Growers from The Lost Gardens of Heligan plucked the prickly customer this week, and they anticipate that it will fetch a stunning $10,000 at auction.

Interestingly, horse faeces is used to keep the pineapple plants warm in wooden pits, where they spend two years growing but only yield one of the fruits.

The British acquired a liking for the treat in the 17th century and discovered a way to deceive the pineapple into believing it was warmer so they could grow the tropical treat in the freezing environment of the UK.

The pineapple has cost them £1,000 to grow after accounting for the labour hours spent caring for it, manure transportation expenses, and maintenance.

They develop in specially constructed pits that are heated by a supply of fresh manure that is decomposing and that enters the mechanism through wall vents.

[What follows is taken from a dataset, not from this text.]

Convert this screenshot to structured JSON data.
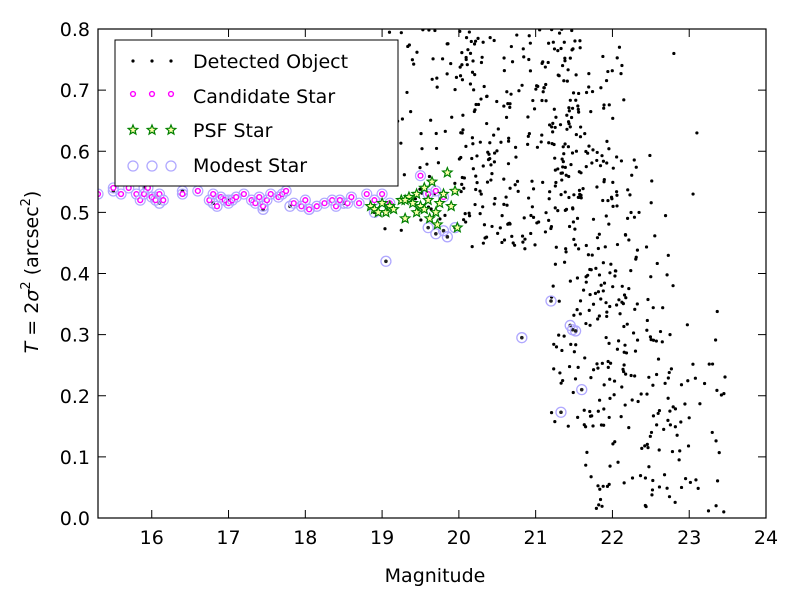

Despite the high price, the team was given a little slice of the fruit as compensation for their efforts.

It was a historic occasion for the staff, who were each served a small piece of lusciously succulent and delightfully tropical fruit, just like you would have in the tropics, according to Dina, a member of the Productive Garden Team at the Lost Gardens of Heligan.

It is almost heartbreaking to crop the fruit after all these years of labour, but we remove the crown and transplant it so the pineapple can continue to bear fruit.

Due to the complexity of their business, Dina and her staff assert that their pineapples are the “best-tasting outside of the tropics.”

In the past, only the richest and most influential Brits would receive a pineapple as a prestige symbol.

They are believed to have been introduced to Britain for the first time in 1819. “Pineapples are a very labour-intensive fruit to grow,” a spokesperson was quoted as saying by Mirror.

“In auction to the right buyer we believe a price around £10,000 may be imaginable, after all… where else can you buy a pineapple with such a story.”